Hisarörü Körfezi - Devam

4. Gün Selimiye

Ertesi gün öğleden sonra, tekne ekibinden iki kişinin ayrılacağı Selimiye iskelesine yanaştık. Selimiye, küçük bir sahil köyü. Pırıl pırıl bir denizi var. İşletmelerin önemli bir kısmı, varı yoğu İstanbul'da bırakıp buraya yerleşen elit insanlar.

Yolcularımızı gönderdikten sonra Mehmet Kaptan'ın kolejden arkadaşım dediği, karı koca bir çiftin işlettiği şirin bir kafede biraz soluklandık. Civardaki evlerin dış cepheleri özenli, bazıları resimlerle süslü, bazıları çiçeklerle bezeli.


Selimiye'den ayrılıp yakınlardaki bir koya gecelemek üzere vardık. O koyun adı yoktu. Sonradan telefonuma koyduğum GPS bookmark'larına da baktım, gerçcekten adsız bir koy. Fakat koyun güzel bir tarafı vardı ki, bir sonraki gün ana yelken de dahil, şöyle gün boyu güzel bir yelken yapma kararı aldık.

Bu arada geceleri dolunayı bahane ederek, aslında hava o kadar da müsait olmamasına rağmen, denize atlayıp atlayıp duruyoruz ve Allah sonumuzu hayretsin deyip geçiştiriyoruz. Andy'e denize girmeyi düşünüyor musun diyorum. 60 a 40 karşıyım diyor. E hadi girelim o zaman diyorum :), giriyoruz. Tabii diğerleri de peşimizden. Gerçi sonradan ekip bensiz de bir gece girdi. Öyle tatlı bir uykum gelmişti ki, dolunayın loş ışığında, simsiyah bir deniz içinde, kendini uzay boşluğunda gibi sıfır ağırlıkta hissetmenin muhteşemliğini başka bir akşama bırakmıştım.


5.Gün Dirsek Bükü

İşte su temizliği kategorisinde gördüklerim arasında en üst sıralara yerleşen, hatta belki de en üste oturan bir koy: Dirsek Bükü. Dirsek büküne geldiğimizde koyun içlerine doğru kurulu olan küçük restorana çok yaklaşmadan, güney tarafında kayalıklara kıçtan kara olduk. Akşam biraz çalkanlıtı sudan pek birşey anlayamadıysak da, sabah kalktığımızda gördüğümüz suyun durgunluğu, derin mesafeye rağmen dip balıklarının seçilebilmesi, turkuaz ötesi bir renk Dirsek büküne tatilimizin en gözde yerlerinden biri notunu verdi. Bir sonraki tatile mutlaka bir iki akşam ayırmalı.

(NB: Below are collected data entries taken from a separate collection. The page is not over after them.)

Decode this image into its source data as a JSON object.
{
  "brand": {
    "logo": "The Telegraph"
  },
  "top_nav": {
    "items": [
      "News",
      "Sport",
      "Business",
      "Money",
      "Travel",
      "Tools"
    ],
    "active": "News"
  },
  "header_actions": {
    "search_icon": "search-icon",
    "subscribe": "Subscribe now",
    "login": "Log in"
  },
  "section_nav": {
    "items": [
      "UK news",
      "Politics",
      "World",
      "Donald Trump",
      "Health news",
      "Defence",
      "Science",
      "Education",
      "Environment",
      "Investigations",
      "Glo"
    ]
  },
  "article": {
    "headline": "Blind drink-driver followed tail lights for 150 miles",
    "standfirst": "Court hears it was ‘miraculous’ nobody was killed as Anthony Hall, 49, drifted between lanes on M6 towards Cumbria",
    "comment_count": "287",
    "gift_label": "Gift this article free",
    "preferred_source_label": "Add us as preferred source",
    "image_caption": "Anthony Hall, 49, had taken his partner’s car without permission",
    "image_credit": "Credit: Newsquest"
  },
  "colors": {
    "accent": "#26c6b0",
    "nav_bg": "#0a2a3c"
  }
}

Selimiye - Dirsek Bükü arası mesafeyi tümüyle yelkenle kat ettik. Bir ara dümene geçip, 19.2 metrelik bir yatın dümen farklılıklarını algılama şansım oldu. En önemli fark, teknenin dümen hareketine verdiği tepkinin biraz daha zaman alması gibi geldi bana. Bir de dümene binen yük özellikle orsa seyirde küçük tekneye oranla biraz daha yorucu. Ama tabi ki çok daha zevkli.

8.2 knot luk rekorumu kimse kıramayınca :) dedim kaptan tamam artık koya gidebiliriz. :) Dirsek bükü ağzında yelken indirip, koya girdik. Dirsek bükü, balığı da bol bir yer olarak aklımızda kaldı. Ben yine ispari tutmaya devam ettiysem de, arkadaşlar sokkan ve bilimum başka balıklar tuttular.


Dirsek bükü akşamı, planımıza göre dönüşe geçmemiz gereken günden öceki son akşamdı. Tatili Turgutreis giriş ve oraya dönüş olarak planlamıştık ve bir sonraki gün yani Perşembe dönüşe geçip, Bodruma yakınlaşmamız gerekiyordu. O arada fikir kimden çıktı bilmiyorum, 'neden biz de Selimiye'den dönmüyoruz ki' denildi. Selimiye'den Bodrum havaalanına dönüşü sorduk, biraz pahalıcaydı ya, kaptan Turgutreis'e dönmeyeceksem bir kısmını da ben hallederim dedi ve o gece planı değiştirmeye karar verdik. Bodruma dönmeyecek, Selimiye'den Havaalanına gidecektik.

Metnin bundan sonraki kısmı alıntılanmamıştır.